Perhaps you have seen a headline recently: there will be more plastic in the ocean than fish in the sea by the year 2050.
This was a perplexing headline for a few reasons, but the question that distracted me most was “how do you count the fish in the sea?”
As SCUBA divers, free divers, or fisherman know; counting fish is tricky business. They move, they dart, they circle back around. They spend time in tight groups, they eat each other, and they lay a great deal of eggs.
So the method of counting fish has not been done based on human observation, but based on the satellite imagery of phytoplankton in the world’s ocean.
Phytoplankton, visible by satellite image because its abundance actually changes the color of the ocean. All food chains in the ocean use phytoplankton as the base, and therefore, all fishy numbers come from the amount of fish that phytoplantkon can support. You can guess the tonnage of fish it supports, but you cannot guess the actual number of fish.

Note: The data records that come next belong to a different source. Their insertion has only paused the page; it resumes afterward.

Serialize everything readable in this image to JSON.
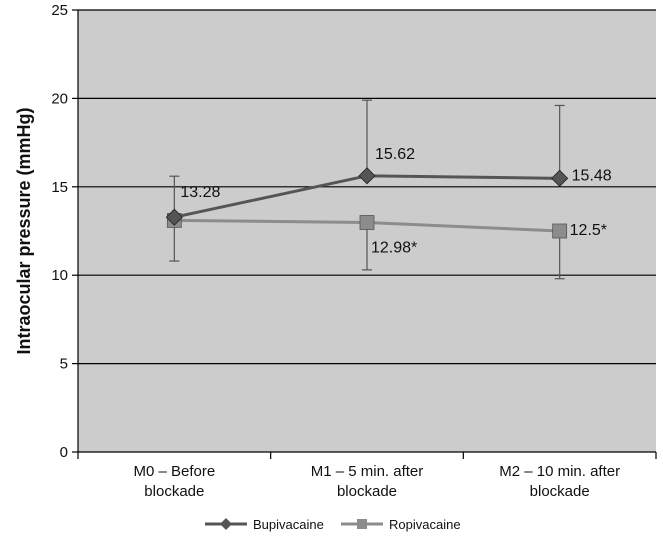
{
  "chart_data": {
    "type": "line",
    "title": "",
    "xlabel": "",
    "ylabel": "Intraocular pressure (mmHg)",
    "ylim": [
      0,
      25
    ],
    "yticks": [
      0,
      5,
      10,
      15,
      20,
      25
    ],
    "grid": true,
    "legend_position": "bottom",
    "categories": [
      [
        "M0 – Before",
        "blockade"
      ],
      [
        "M1 – 5 min. after",
        "blockade"
      ],
      [
        "M2 – 10 min. after",
        "blockade"
      ]
    ],
    "series": [
      {
        "name": "Bupivacaine",
        "marker": "diamond",
        "color": "#555555",
        "values": [
          13.28,
          15.62,
          15.48
        ],
        "error_upper": [
          15.6,
          19.9,
          19.6
        ],
        "labels": [
          "13.28",
          "15.62",
          "15.48"
        ]
      },
      {
        "name": "Ropivacaine",
        "marker": "square",
        "color": "#8c8c8c",
        "values": [
          13.1,
          12.98,
          12.5
        ],
        "error_lower": [
          10.8,
          10.3,
          9.8
        ],
        "labels": [
          "",
          "12.98*",
          "12.5*"
        ]
      }
    ],
    "colors": {
      "plot_bg": "#cccccc",
      "gridline": "#000000",
      "error_bar": "#555555"
    }
  }
}
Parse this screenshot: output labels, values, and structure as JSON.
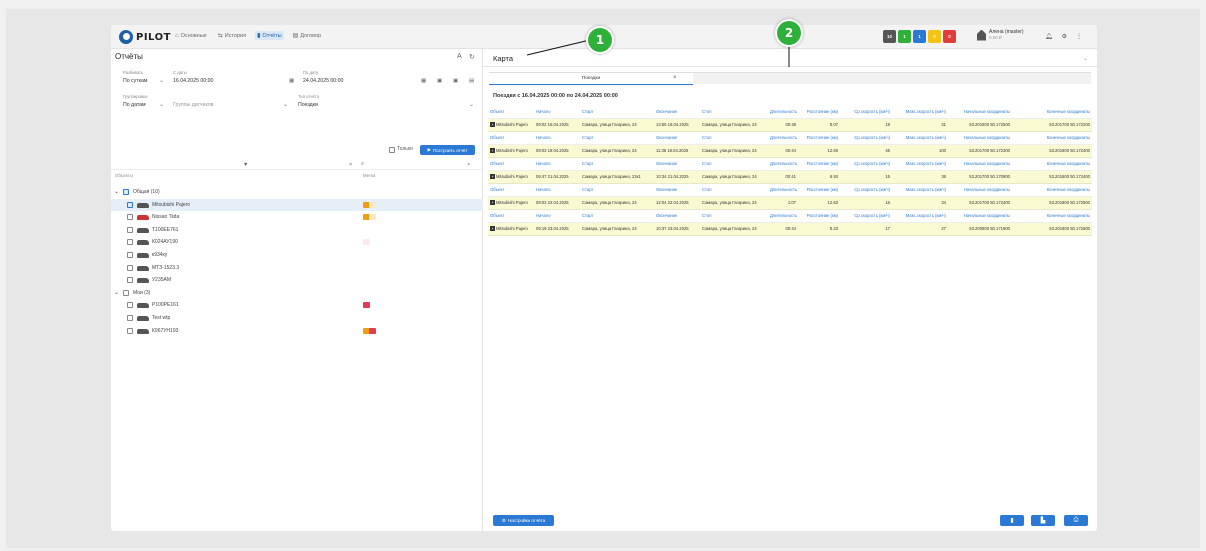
{
  "topbar": {
    "logo": "PILOT",
    "nav": [
      {
        "label": "Основные",
        "icon": "home-icon",
        "active": false
      },
      {
        "label": "История",
        "icon": "route-icon",
        "active": false
      },
      {
        "label": "Отчёты",
        "icon": "report-icon",
        "active": true
      },
      {
        "label": "Договор",
        "icon": "contract-icon",
        "active": false
      }
    ],
    "badges": [
      {
        "label": "10",
        "color": "#555555"
      },
      {
        "label": "1",
        "color": "#2fb03a"
      },
      {
        "label": "1",
        "color": "#2a79d4"
      },
      {
        "label": "0",
        "color": "#f5c211"
      },
      {
        "label": "0",
        "color": "#e03c3c"
      }
    ],
    "user_name": "Алена (master)",
    "user_balance": "0.00 ₽"
  },
  "left": {
    "title": "Отчёты",
    "detail_label": "Разбивать",
    "detail_value": "По суткам",
    "from_label": "С даты",
    "from_value": "16.04.2025 00:00",
    "to_label": "По дату",
    "to_value": "24.04.2025 00:00",
    "group_label": "Группировка",
    "group_value": "По датам",
    "sensor_groups": "Группы датчиков",
    "report_type_label": "Тип отчёта",
    "report_type_value": "Поездки",
    "only_label": "Только",
    "build_button": "Построить отчёт",
    "col_objects": "Объекты",
    "col_mark": "Метка",
    "tree": [
      {
        "label": "Общая (10)",
        "level": 0,
        "group": true,
        "checked": true,
        "marks": []
      },
      {
        "label": "Mitsubishi Pajero",
        "level": 1,
        "checked": true,
        "selected": true,
        "marks": [
          "#f39c12",
          "#fde7c7"
        ]
      },
      {
        "label": "Nissan Tiida",
        "level": 1,
        "checked": false,
        "marks": [
          "#f39c12",
          "#fde7c7"
        ]
      },
      {
        "label": "Т100ЕЕ761",
        "level": 1,
        "checked": false,
        "marks": []
      },
      {
        "label": "К024АУ190",
        "level": 1,
        "checked": false,
        "marks": [
          "#fde8f4"
        ]
      },
      {
        "label": "к934ку",
        "level": 1,
        "checked": false,
        "marks": []
      },
      {
        "label": "МТЗ-1523.3",
        "level": 1,
        "checked": false,
        "marks": []
      },
      {
        "label": "У235АМ",
        "level": 1,
        "checked": false,
        "marks": []
      },
      {
        "label": "Мои (3)",
        "level": 0,
        "group": true,
        "checked": false,
        "marks": []
      },
      {
        "label": "Р100РЕ161",
        "level": 1,
        "checked": false,
        "marks": [
          "#e03c5a"
        ]
      },
      {
        "label": "Test wtp",
        "level": 1,
        "checked": false,
        "marks": []
      },
      {
        "label": "К967УН193",
        "level": 1,
        "checked": false,
        "marks": [
          "#f39c12",
          "#e03c5a"
        ]
      }
    ]
  },
  "right": {
    "title": "Карта",
    "tab": "Поездки",
    "period": "Поездки с 16.04.2025 00:00 по 24.04.2025 00:00",
    "headers": [
      "Объект",
      "Начало",
      "Старт",
      "Окончание",
      "Стоп",
      "Длительность",
      "Расстояние (км)",
      "Ср.скорость (км/ч)",
      "Макс.скорость (км/ч)",
      "Начальные координаты",
      "Конечные координаты"
    ],
    "rows": [
      [
        "Mitsubishi Pajero",
        "09:02 16.04.2025",
        "Самара, улица Гагарина, 24",
        "13:55 16.04.2025",
        "Самара, улица Гагарина, 24",
        "00:48",
        "8.07",
        "19",
        "31",
        "53.201500 50.172500",
        "53.201700 50.172200"
      ],
      [
        "Mitsubishi Pajero",
        "09:03 18.04.2025",
        "Самара, улица Гагарина, 24",
        "11:36 18.04.2025",
        "Самара, улица Гагарина, 24",
        "00:44",
        "12.69",
        "45",
        "100",
        "53.201700 50.172300",
        "53.201600 50.172400"
      ],
      [
        "Mitsubishi Pajero",
        "09:47 21.04.2025",
        "Самара, улица Гагарина, 22к1",
        "10:34 21.04.2025",
        "Самара, улица Гагарина, 24",
        "00:41",
        "6.93",
        "15",
        "36",
        "53.201700 50.170900",
        "53.201600 50.172400"
      ],
      [
        "Mitsubishi Pajero",
        "09:03 22.04.2025",
        "Самара, улица Гагарина, 24",
        "12:04 22.04.2025",
        "Самара, улица Гагарина, 24",
        "1:07",
        "12.63",
        "16",
        "34",
        "53.201700 50.172400",
        "53.201800 50.172500"
      ],
      [
        "Mitsubishi Pajero",
        "09:19 23.04.2025",
        "Самара, улица Гагарина, 24",
        "10:37 23.04.2025",
        "Самара, улица Гагарина, 24",
        "00:44",
        "8.23",
        "17",
        "27",
        "53.200900 50.171900",
        "53.201600 50.172600"
      ]
    ],
    "settings_button": "Настройки отчёта"
  },
  "callouts": [
    "1",
    "2"
  ]
}
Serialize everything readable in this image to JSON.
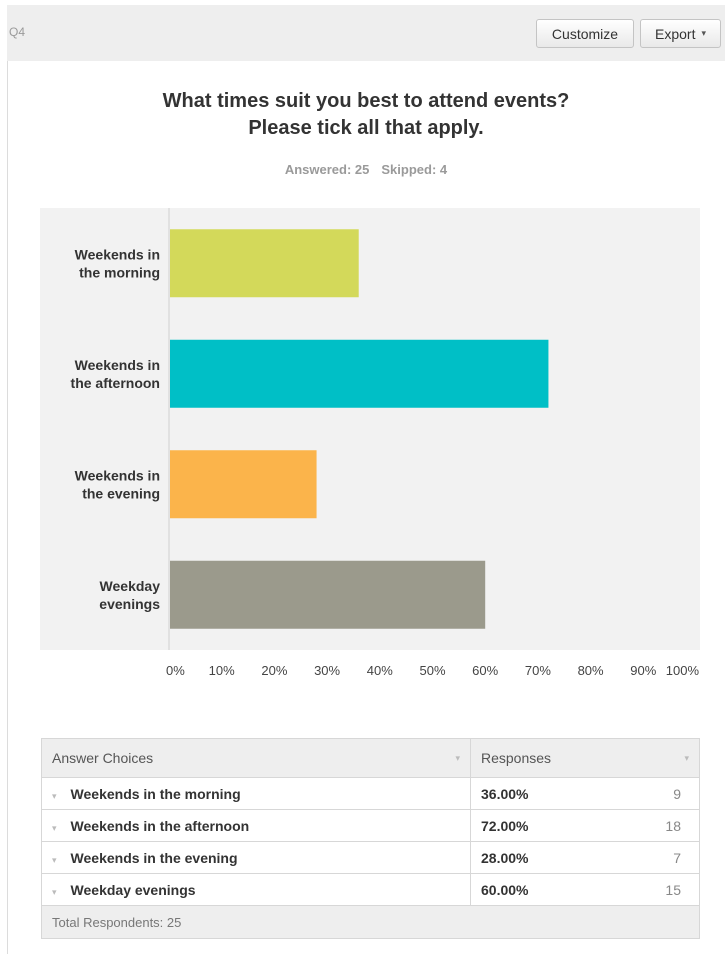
{
  "header": {
    "question_number": "Q4",
    "customize_label": "Customize",
    "export_label": "Export",
    "export_caret": "▾"
  },
  "question": {
    "line1": "What times suit you best to attend events?",
    "line2": "Please tick all that apply.",
    "answered": "Answered: 25",
    "skipped": "Skipped: 4"
  },
  "chart_data": {
    "type": "bar",
    "orientation": "horizontal",
    "categories": [
      [
        "Weekends in",
        "the morning"
      ],
      [
        "Weekends in",
        "the afternoon"
      ],
      [
        "Weekends in",
        "the evening"
      ],
      [
        "Weekday",
        "evenings"
      ]
    ],
    "values": [
      36,
      72,
      28,
      60
    ],
    "colors": [
      "#d3d95a",
      "#00bfc6",
      "#fbb44b",
      "#9b9a8c"
    ],
    "xlim": [
      0,
      100
    ],
    "xticks": [
      "0%",
      "10%",
      "20%",
      "30%",
      "40%",
      "50%",
      "60%",
      "70%",
      "80%",
      "90%",
      "100%"
    ],
    "grid": false,
    "plot_background": "#f2f2f2"
  },
  "table": {
    "headers": {
      "choices": "Answer Choices",
      "responses": "Responses",
      "sort_caret": "▾"
    },
    "row_caret": "▾",
    "rows": [
      {
        "choice": "Weekends in the morning",
        "percent": "36.00%",
        "count": "9"
      },
      {
        "choice": "Weekends in the afternoon",
        "percent": "72.00%",
        "count": "18"
      },
      {
        "choice": "Weekends in the evening",
        "percent": "28.00%",
        "count": "7"
      },
      {
        "choice": "Weekday evenings",
        "percent": "60.00%",
        "count": "15"
      }
    ],
    "total": "Total Respondents: 25"
  }
}
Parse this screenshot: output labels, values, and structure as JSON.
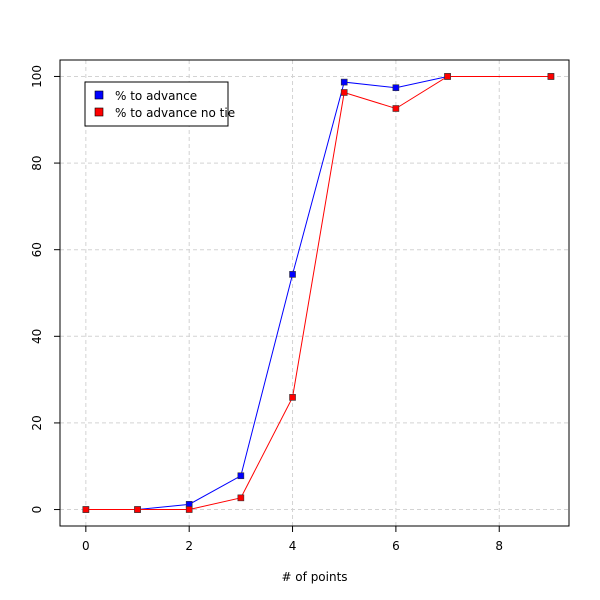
{
  "chart_data": {
    "type": "line",
    "title": "",
    "xlabel": "# of points",
    "ylabel": "",
    "xlim": [
      -0.5,
      9.35
    ],
    "ylim": [
      -3.8,
      103.8
    ],
    "xticks": [
      0,
      2,
      4,
      6,
      8
    ],
    "yticks": [
      0,
      20,
      40,
      60,
      80,
      100
    ],
    "grid": true,
    "legend_position": "top-left",
    "series": [
      {
        "name": "% to advance",
        "color": "#0000ff",
        "x": [
          0,
          1,
          2,
          3,
          4,
          5,
          6,
          7,
          9
        ],
        "y": [
          0,
          0,
          1.2,
          7.8,
          54.3,
          98.7,
          97.4,
          100,
          100
        ]
      },
      {
        "name": "% to advance no tie",
        "color": "#ff0000",
        "x": [
          0,
          1,
          2,
          3,
          4,
          5,
          6,
          7,
          9
        ],
        "y": [
          0,
          0,
          0,
          2.7,
          25.9,
          96.3,
          92.6,
          100,
          100
        ]
      }
    ]
  }
}
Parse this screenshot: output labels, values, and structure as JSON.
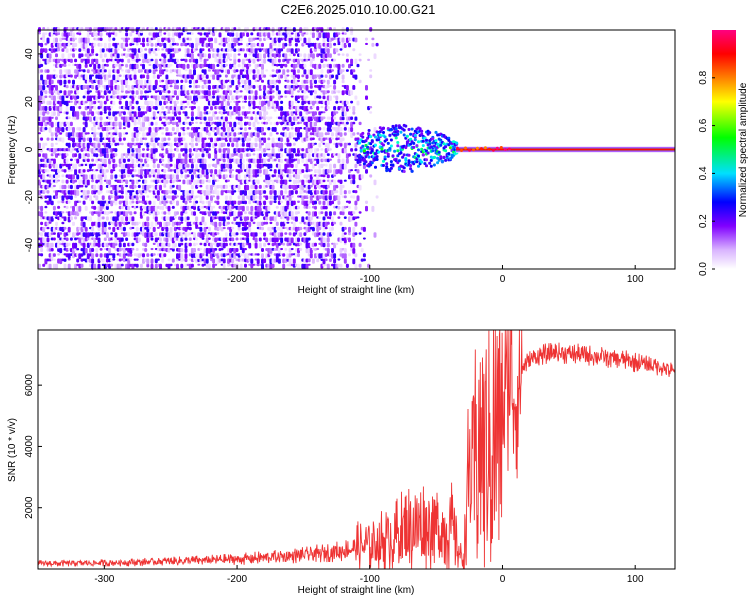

According to an article on BBC News Magazine, “Will there be more fish or plastic in the sea in 2050?”….”The new numbers for fish tonnage that the Ellen MacArthur foundation has cited (the foundation that made the plastics claim) are based on a 2008 study led by Simon Jennings from the Centre for Environment, Fisheries and Aquaculture Science”
“His new study does not distinguish between fish and other marine predators, but it concludes that there may be between 2 billion tonnes and 10.4 billion tonnes of marine creatures in the oceans. ‘We’re not absolutely confident in our methods to determine what proportion of this is fish at the moment,’ says Jennings. ‘It’s a very uncertain number to predict.'”
Other counting methods? Checking certain areas of the ocean, and multiplying based on educated guesses. But as you can probably see, this number is also uncertain. What it comes down to is that calculating exact numbers is impossible.
You might think this distraction about numbers is pulling attention away from the heart of the matter: that the ocean is filled with plastic, and that is a bad thing. However, the issue at hand is not that there is debris in the ocean (although it is terrible). Having the correct numbers and data to back up your claims is essential in making arguments for change. To be imprecise is to open your side to attack and distraction.
How many fish in the sea are there? That number is unknowable.
How much plastic is in the ocean? Too much, that much is known.